Luego, el otoño pasado, Joe comenzó un preescolar Montessori cinco mañanas a la semana. Justo cuando su padre estaba considerando qué hacer con su nuevo tiempo libre, se le presentó una oportunidad: un puesto de trabajo de horario flexible para un pequeño editor de libros de informática. “Mi principal preocupación era cómo encontraría tiempo para hacer el trabajo, ya que mis hijos tenían prioridad”, dice Syverson. Así que, al igual que decenas de nuevas madres trabajadoras antes que él, tomó el trabajo y agonizó por todo durante los primeros meses.

Ahora, seis meses después, ha trabajado en un horario razonable: Está en la oficina todas las mañanas mientras su hijo está en la escuela y tiene una niñera dos tardes a la semana para que pueda trabajar desde casa; roba unas cuantas horas más por la noche después de que Joe se ha bañado y se ha ido a la cama y Valerie ha terminado con su tarea.

“Rebecca ha sido extremadamente comprensiva”, dice Syverson; por ejemplo, trata de llegar a casa más temprano para preparar la cena los días que la niñera está allí para que él pueda seguir trabajando. Joe, sin embargo, tuvo que hacer un ajuste: “Se dio cuenta de que yo no estaba sentada en el auto afuera de la escuela esperándolo después de que lo dejé, como él siempre había pensado. Esa fue una difícil.”
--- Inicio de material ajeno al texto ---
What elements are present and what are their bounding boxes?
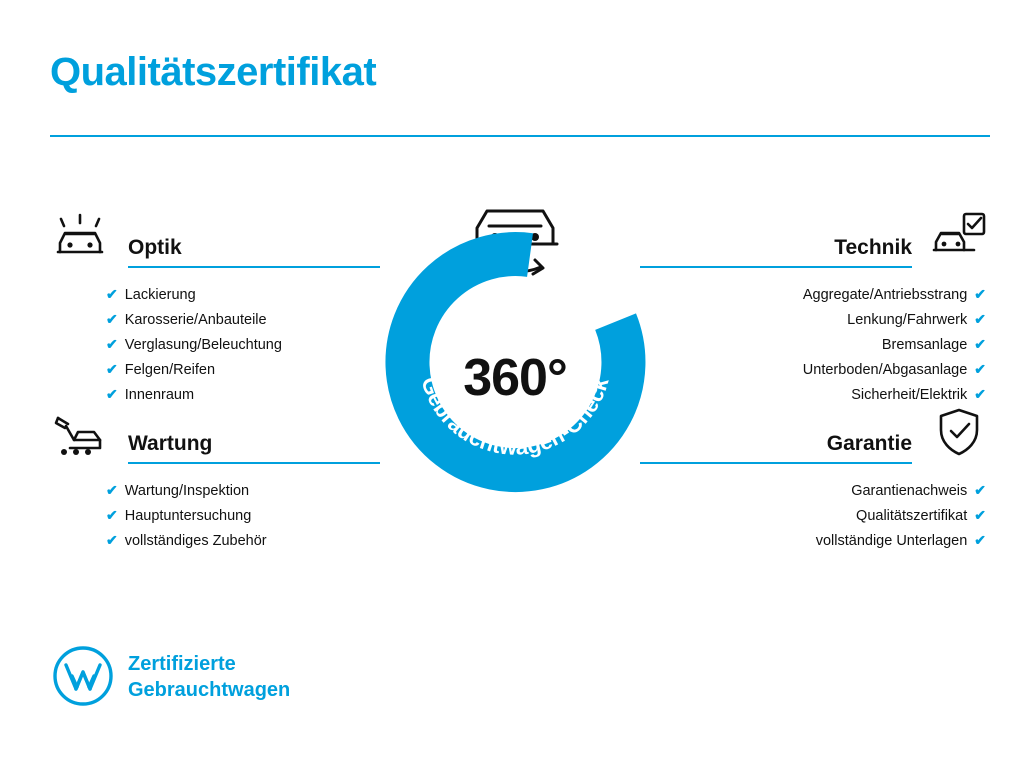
list-item-label: Verglasung/Beleuchtung [124, 337, 282, 353]
section-optik [50, 222, 380, 407]
footer-line-1: Zertifizierte [128, 653, 236, 675]
section-garantie [640, 418, 990, 553]
check-icon: ✔ [106, 361, 118, 377]
check-icon: ✔ [974, 361, 986, 377]
check-icon: ✔ [974, 482, 986, 498]
list-item-label: Unterboden/Abgasanlage [802, 362, 968, 378]
list-item [50, 503, 380, 528]
list-item-label: Garantienachweis [851, 483, 968, 499]
list-item [640, 503, 990, 528]
list-item [640, 332, 990, 357]
checklist [50, 282, 380, 407]
vw-logo [52, 645, 114, 707]
section-header [50, 418, 380, 464]
check-icon: ✔ [974, 336, 986, 352]
check-icon: ✔ [106, 386, 118, 402]
check-icon: ✔ [106, 482, 118, 498]
list-item [640, 282, 990, 307]
title-divider [50, 135, 990, 137]
list-item-label: Lackierung [124, 287, 196, 303]
car-polish-icon [50, 212, 112, 266]
list-item [50, 307, 380, 332]
list-item-label: Felgen/Reifen [124, 362, 216, 378]
list-item-label: Hauptuntersuchung [124, 508, 252, 524]
list-item-label: Aggregate/Antriebsstrang [802, 287, 968, 303]
list-item-label: vollständige Unterlagen [815, 533, 968, 549]
section-wartung [50, 418, 380, 553]
list-item-label: Karosserie/Anbauteile [124, 312, 267, 328]
section-header [50, 222, 380, 268]
section-divider [128, 266, 380, 268]
list-item [640, 382, 990, 407]
section-divider [640, 462, 912, 464]
car-checklist-icon [928, 210, 990, 264]
ring-label: Gebrauchtwagen-Check [416, 374, 614, 460]
section-title: Optik [128, 236, 182, 259]
list-item [50, 282, 380, 307]
badge-360-value: 360° [463, 349, 567, 407]
list-item-label: Bremsanlage [881, 337, 968, 353]
list-item [50, 332, 380, 357]
section-technik [640, 222, 990, 407]
check-icon: ✔ [974, 286, 986, 302]
section-header [640, 418, 990, 464]
list-item [640, 528, 990, 553]
list-item-label: vollständiges Zubehör [124, 533, 267, 549]
list-item-label: Qualitätszertifikat [856, 508, 968, 524]
check-icon: ✔ [106, 286, 118, 302]
section-title: Wartung [128, 432, 213, 455]
list-item-label: Sicherheit/Elektrik [851, 387, 968, 403]
shield-check-icon [928, 406, 990, 460]
list-item [50, 382, 380, 407]
section-divider [128, 462, 380, 464]
section-title: Technik [834, 236, 912, 259]
checklist [640, 282, 990, 407]
section-header [640, 222, 990, 268]
check-icon: ✔ [974, 532, 986, 548]
check-icon: ✔ [106, 336, 118, 352]
list-item [50, 357, 380, 382]
checklist [50, 478, 380, 553]
footer-text [128, 651, 290, 703]
check-icon: ✔ [106, 311, 118, 327]
check-icon: ✔ [106, 532, 118, 548]
checklist [640, 478, 990, 553]
list-item [640, 478, 990, 503]
check-icon: ✔ [974, 386, 986, 402]
check-icon: ✔ [974, 311, 986, 327]
badge-360 [380, 196, 650, 506]
list-item-label: Wartung/Inspektion [124, 483, 250, 499]
list-item [640, 357, 990, 382]
car-lift-icon [50, 408, 112, 462]
list-item-label: Lenkung/Fahrwerk [847, 312, 968, 328]
list-item [50, 528, 380, 553]
check-icon: ✔ [974, 507, 986, 523]
page-title: Qualitätszertifikat [50, 50, 377, 94]
section-title: Garantie [826, 432, 912, 455]
list-item-label: Innenraum [124, 387, 195, 403]
section-divider [640, 266, 912, 268]
footer-line-2: Gebrauchtwagen [128, 679, 291, 701]
check-icon: ✔ [106, 507, 118, 523]
list-item [640, 307, 990, 332]
footer [52, 645, 472, 715]
list-item [50, 478, 380, 503]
Valerie piensa que tener un”padre por madre” es bastante genial, aunque, dice Syverson, a veces tiene la típica actitud de un adolescente hacia cualquier padre que esté en casa. Joe no parece haber notado la diferencia todavía. La reacción pública a la inversión del papel de Syverson ha mejorado con los años, dice, lo que atribuye más a que Joe es más viejo ahora que a cualquier cambio sísmico en la cultura en general. “Cuando Joe era un bebé, tenía miradas de desaprobación, como si dijera que los niños pequeños sólo deberían estar con sus madres”, dice. “Era un prejuicio claro, y me sentía más aislado entonces. Ahora, como padre que sale con su hijo, soy prácticamente tratado como un modelo a seguir”.

Sin embargo, todavía se siente ambivalente acerca de tener un pie atrás en el mundo laboral: “Las reglas para el éxito son muy claras, y obtener retroalimentación es agradable. También lo es recibir un salario”, dice. “Pero no se puede comparar con la venganza emocional de oír, sin razón aparente,’Papá, siempre te amo.'”

Derechos de autor © 2001. Reimpreso con permiso del número de junio/julio de 2001 de la revista Child.